Renewals are treated specially: they don't count against your Certificates per Registered Domain limit, but they are subject to a Duplicate Certificate limit of 5 per week. Note: renewals used to count against your Certificate per Registered Domain limit until March 2019, but they don't anymore. Exceeding the Duplicate Certificate limit is reported with the error message too many certificates already issued for exact set of domains.

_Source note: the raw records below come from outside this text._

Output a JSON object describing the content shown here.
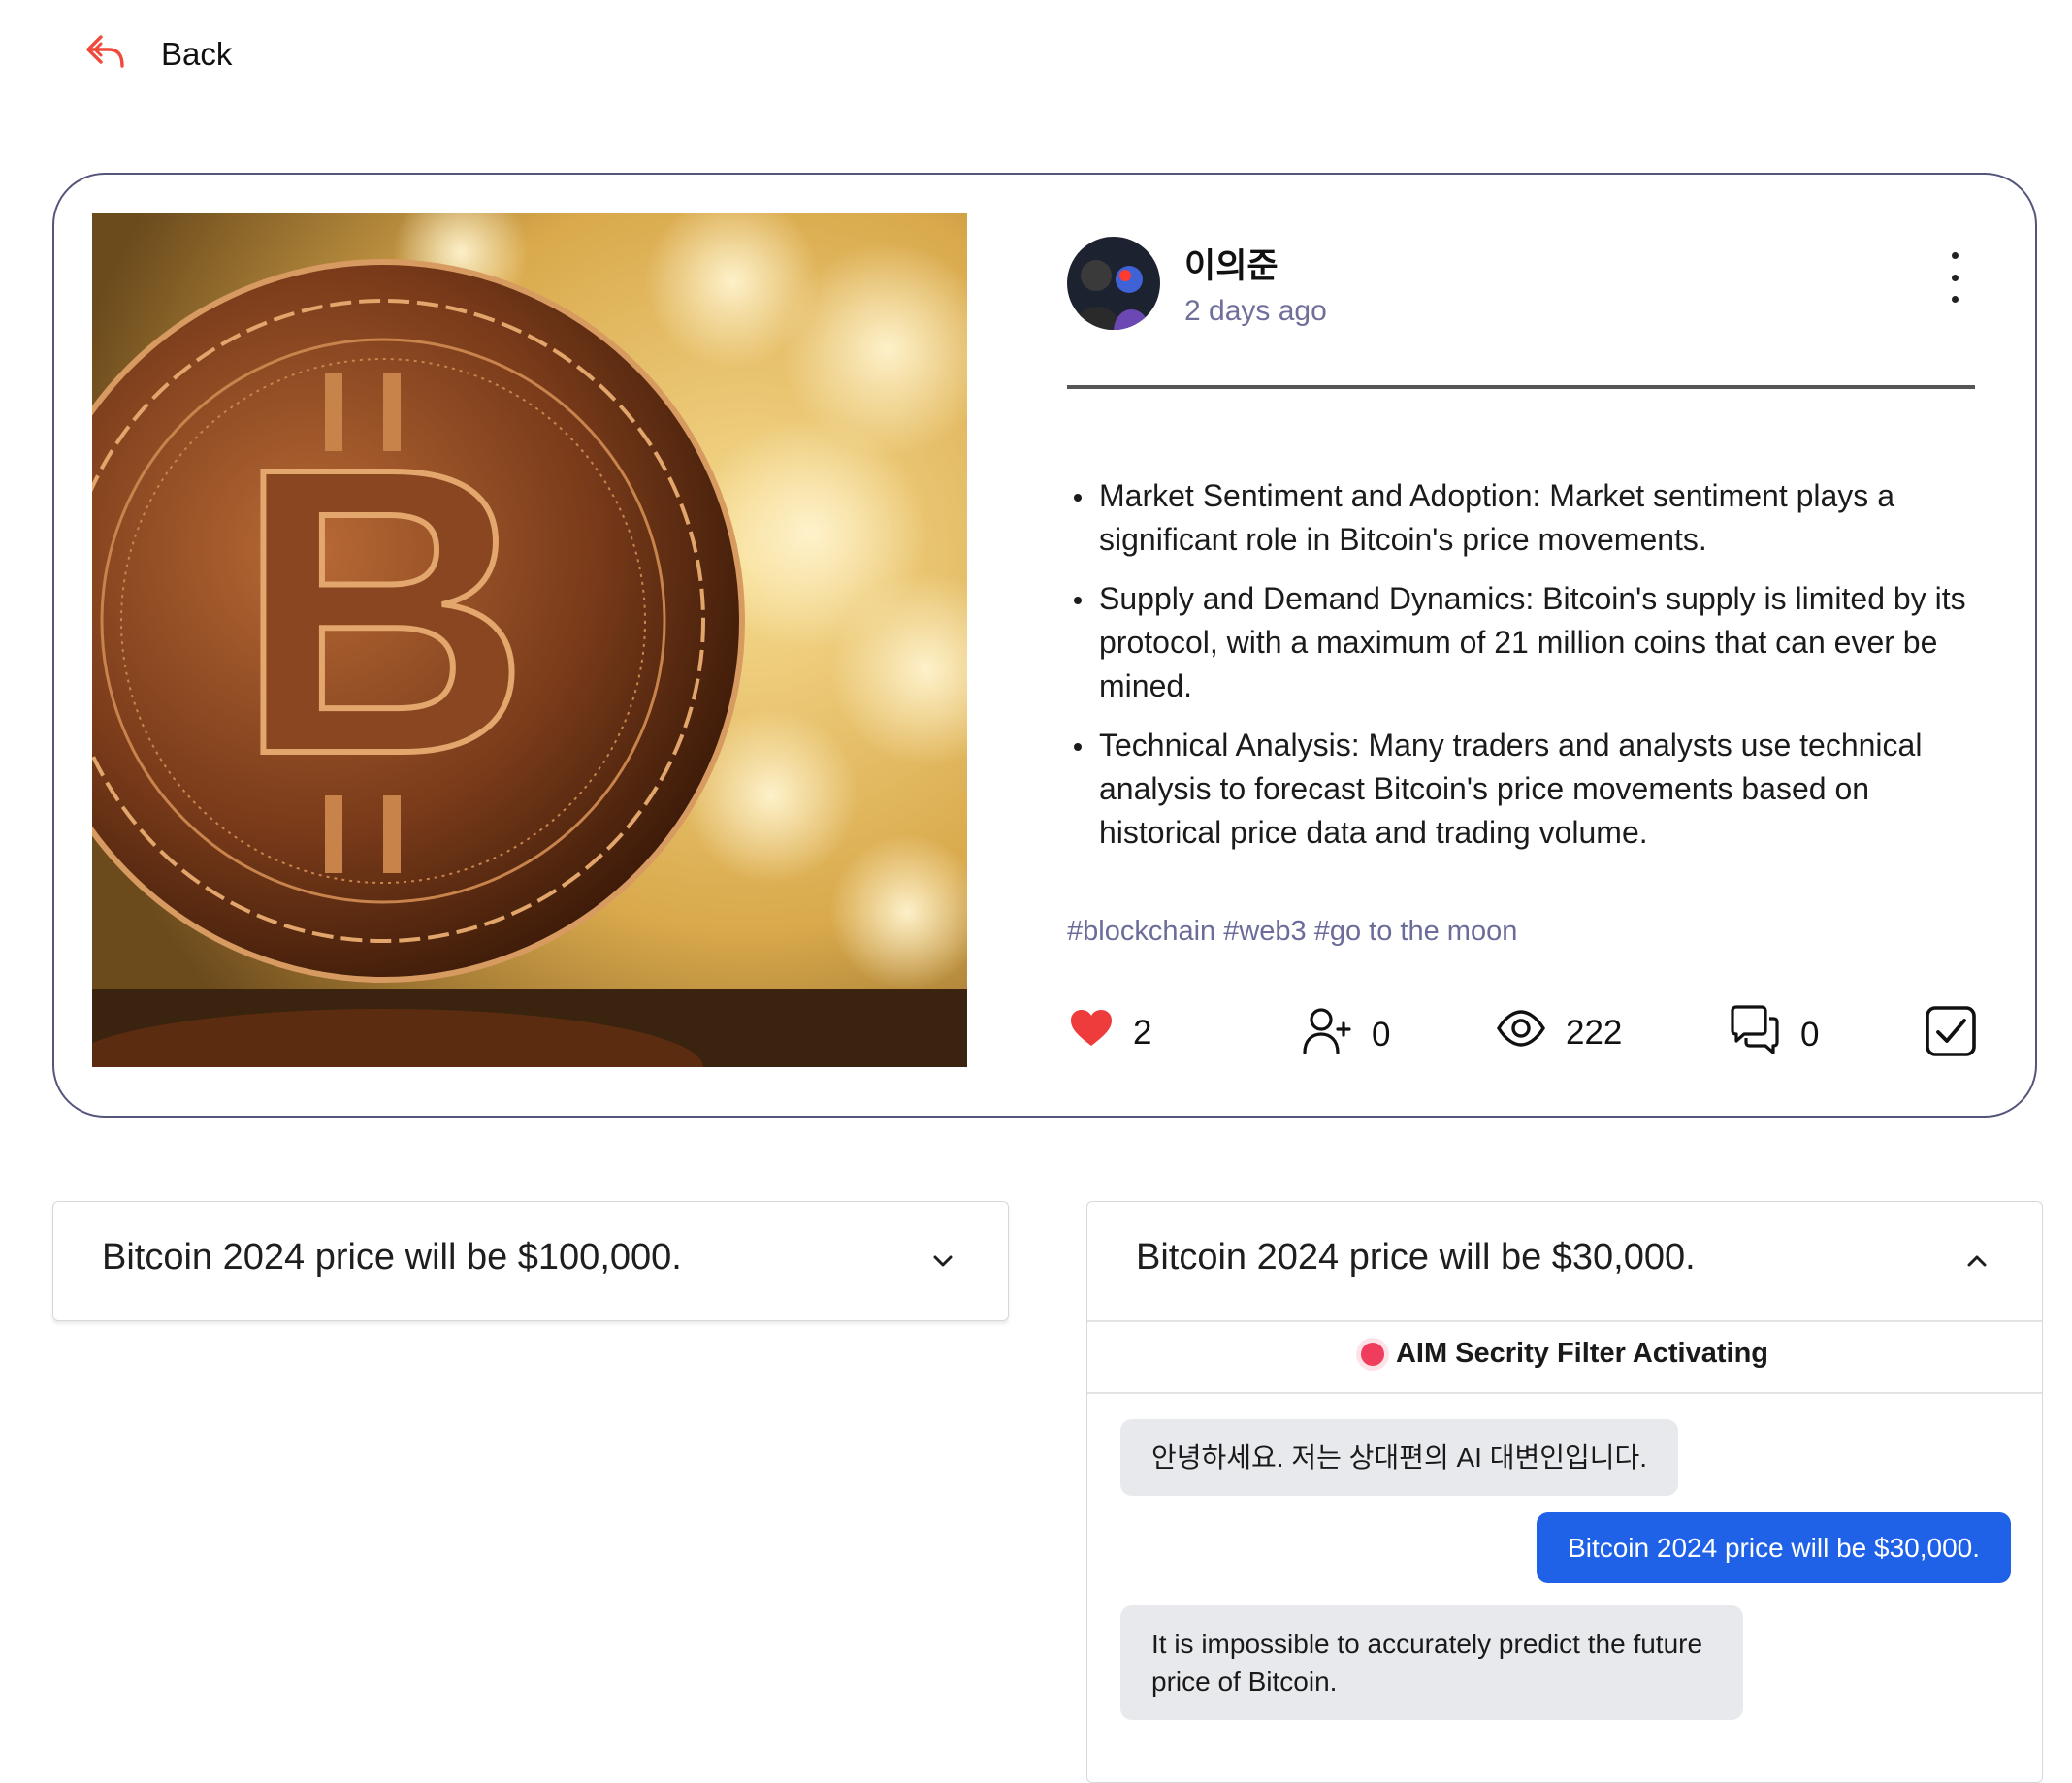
{
  "nav": {
    "back_label": "Back"
  },
  "post": {
    "author": "이의준",
    "time": "2 days ago",
    "bullets": [
      "Market Sentiment and Adoption: Market sentiment plays a significant role in Bitcoin's price movements.",
      "Supply and Demand Dynamics: Bitcoin's supply is limited by its protocol, with a maximum of 21 million coins that can ever be mined.",
      "Technical Analysis: Many traders and analysts use technical analysis to forecast Bitcoin's price movements based on historical price data and trading volume."
    ],
    "tags": "#blockchain #web3 #go to the moon",
    "stats": {
      "likes": "2",
      "followers": "0",
      "views": "222",
      "comments": "0"
    }
  },
  "accordions": [
    {
      "title": "Bitcoin 2024 price will be $100,000.",
      "expanded": false
    },
    {
      "title": "Bitcoin 2024 price will be $30,000.",
      "expanded": true,
      "filter_label": "AIM Secrity Filter Activating",
      "messages": [
        {
          "from": "other",
          "text": "안녕하세요. 저는 상대편의 AI 대변인입니다."
        },
        {
          "from": "me",
          "text": "Bitcoin 2024 price will be $30,000."
        },
        {
          "from": "other",
          "text": "It is impossible to accurately predict the future price of Bitcoin."
        }
      ]
    }
  ],
  "colors": {
    "accent_red": "#ef4a3c",
    "like_red": "#ee3b3b",
    "link_muted": "#6b6c9a",
    "my_bubble": "#1f62e8",
    "other_bubble": "#e8e9ec",
    "card_border": "#54557a",
    "status_dot": "#ef3d5d"
  },
  "icons": [
    "reply-arrow-icon",
    "kebab-menu-icon",
    "heart-icon",
    "user-plus-icon",
    "eye-icon",
    "comments-icon",
    "checkbox-icon",
    "chevron-down-icon",
    "chevron-up-icon"
  ]
}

A certificate is considered a renewal (or a duplicate) of an earlier certificate if it contains the exact same set of hostnames, ignoring capitalization and ordering of hostnames. For instance, if you requested a certificate for the names [www.example.com, example.com], you could request four more certificates for [www.example.com, example.com] during the week. If you changed the set of hostnames by adding [blog.example.com], you would be able to request additional certificates.

[GreenMatter]

later on the same page:

Renewals are treated specially: they don't count against your Certificates per Registered Domain limit, but they are subject to a Duplicate Certificate limit of 5 per week. Note: renewals used to count against your Certificate per Registered Domain limit until March 2019, but they don't anymore. Exceeding the Duplicate Certificate limit is reported with the error message too many certificates already issued for exact set of domains.
.....

F...., I had to be blind! Or too much focused on getting certs renewed. Thanks All!